The academic and media spheres are equally targeted, with universities often unwittingly providing a veneer of legitimacy to Tehran’s proxies. The report scrutinizes a June 11, 2025, colloquium held at the prestigious Sorbonne University, which was quietly co-organized by “Asre Goftego Qalam,” a Tehran-based institute directly linked to the Iranian Ministry of Culture and recently praised by Iran’s cyber police, alongside “Ferdossi Legal.” Such events are designed to lobby for the lifting of international sanctions under the guise of pluralistic intellectual debate. The fallout of this infiltration was visible on French television, where individuals like Kevan Gafaïti, another colloquium participant, appeared on networks like LCI to downplay and minimize the sheer scale of the regime’s brutal massacres of protesters in January 2026. The investigative report explains that Tehran enforces this loyalty not necessarily through ideological alignment, but through a sophisticated system of blackmail and “hostage diplomacy.” By controlling visa access for dual nationals, journalists, and researchers who desperately need to visit Iran for family or professional reasons, the regime coerces them into compliance, forcing them to parrot state narratives and attack the opposition—a tactic heavily documented by German domestic intelligence (BfV) and independent journalists alike.

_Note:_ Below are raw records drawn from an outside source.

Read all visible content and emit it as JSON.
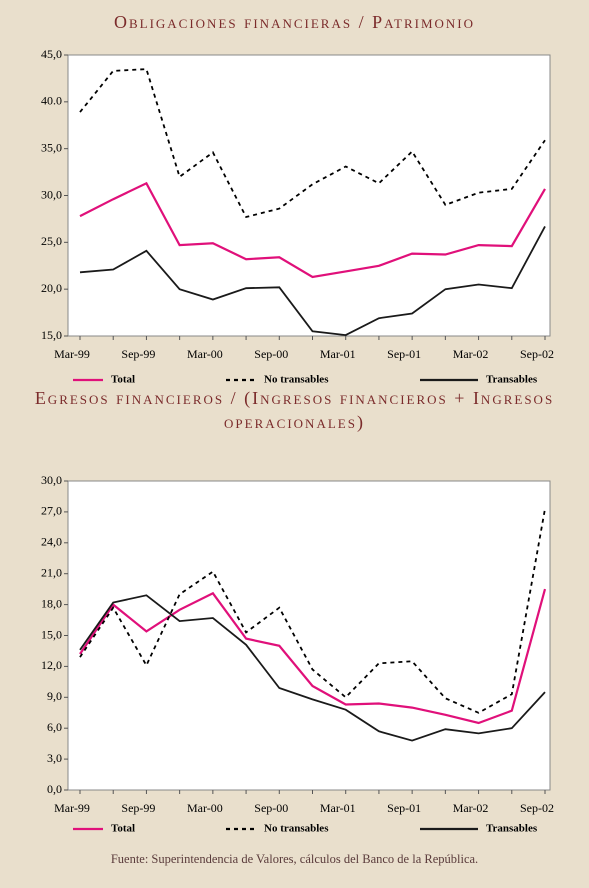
{
  "source": "Fuente: Superintendencia de Valores, cálculos del Banco de la República.",
  "chart_data": [
    {
      "type": "line",
      "title": "Obligaciones financieras / Patrimonio",
      "categories": [
        "Mar-99",
        null,
        "Sep-99",
        null,
        "Mar-00",
        null,
        "Sep-00",
        null,
        "Mar-01",
        null,
        "Sep-01",
        null,
        "Mar-02",
        null,
        "Sep-02"
      ],
      "ylim": [
        15,
        45
      ],
      "yticks": [
        {
          "value": 15,
          "label": "15,0"
        },
        {
          "value": 20,
          "label": "20,0"
        },
        {
          "value": 25,
          "label": "25,0"
        },
        {
          "value": 30,
          "label": "30,0"
        },
        {
          "value": 35,
          "label": "35,0"
        },
        {
          "value": 40,
          "label": "40.0"
        },
        {
          "value": 45,
          "label": "45,0"
        }
      ],
      "series": [
        {
          "name": "Total",
          "color": "#e0107a",
          "style": "solid",
          "values": [
            27.8,
            29.6,
            31.3,
            24.7,
            24.9,
            23.2,
            23.4,
            21.3,
            21.9,
            22.5,
            23.8,
            23.7,
            24.7,
            24.6,
            30.7
          ]
        },
        {
          "name": "No transables",
          "color": "#000000",
          "style": "dashed",
          "values": [
            38.9,
            43.3,
            43.5,
            32.0,
            34.6,
            27.7,
            28.6,
            31.2,
            33.1,
            31.3,
            34.7,
            29.0,
            30.3,
            30.7,
            35.9
          ]
        },
        {
          "name": "Transables",
          "color": "#1a1a1a",
          "style": "solid",
          "values": [
            21.8,
            22.1,
            24.1,
            20.0,
            18.9,
            20.1,
            20.2,
            15.5,
            15.1,
            16.9,
            17.4,
            20.0,
            20.5,
            20.1,
            26.7
          ]
        }
      ]
    },
    {
      "type": "line",
      "title": "Egresos financieros / (Ingresos financieros + Ingresos operacionales)",
      "categories": [
        "Mar-99",
        null,
        "Sep-99",
        null,
        "Mar-00",
        null,
        "Sep-00",
        null,
        "Mar-01",
        null,
        "Sep-01",
        null,
        "Mar-02",
        null,
        "Sep-02"
      ],
      "ylim": [
        0,
        30
      ],
      "yticks": [
        {
          "value": 0,
          "label": "0,0"
        },
        {
          "value": 3,
          "label": "3,0"
        },
        {
          "value": 6,
          "label": "6,0"
        },
        {
          "value": 9,
          "label": "9,0"
        },
        {
          "value": 12,
          "label": "12,0"
        },
        {
          "value": 15,
          "label": "15,0"
        },
        {
          "value": 18,
          "label": "18,0"
        },
        {
          "value": 21,
          "label": "21,0"
        },
        {
          "value": 24,
          "label": "24,0"
        },
        {
          "value": 27,
          "label": "27,0"
        },
        {
          "value": 30,
          "label": "30,0"
        }
      ],
      "series": [
        {
          "name": "Total",
          "color": "#e0107a",
          "style": "solid",
          "values": [
            13.2,
            18.0,
            15.4,
            17.5,
            19.1,
            14.7,
            14.0,
            10.1,
            8.3,
            8.4,
            8.0,
            7.3,
            6.5,
            7.7,
            19.5
          ]
        },
        {
          "name": "No transables",
          "color": "#000000",
          "style": "dashed",
          "values": [
            12.9,
            17.7,
            12.1,
            19.0,
            21.2,
            15.3,
            17.7,
            11.7,
            9.0,
            12.3,
            12.5,
            8.9,
            7.5,
            9.3,
            27.3
          ]
        },
        {
          "name": "Transables",
          "color": "#1a1a1a",
          "style": "solid",
          "values": [
            13.6,
            18.2,
            18.9,
            16.4,
            16.7,
            14.1,
            9.9,
            8.8,
            7.8,
            5.7,
            4.8,
            5.9,
            5.5,
            6.0,
            9.5
          ]
        }
      ]
    }
  ]
}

Ultimately, “Le Diplomate” warns that Europe suffers from a dangerous structural blindness, having concentrated its anti-interference mechanisms almost entirely on Russia and China while leaving a massive blind spot regarding Iran. The report concludes that a purely moral or legal response is insufficient; Europe must adopt a stance of absolute “Realpolitik.” This requires the immediate implementation of specific registries for foreign-funded entities, strict oversight and transparency mandates for parliamentary friendship groups, and rigorous security audits of academic partnerships with Iranian institutions. By failing to recognize this meticulously orchestrated infiltration as a low-cost, high-yield weapon of asymmetric warfare, Western democracies are essentially granting the Iranian regime unchecked leverage to manipulate public opinion, neutralize opposition voices, and shape the very policies intended to contain it.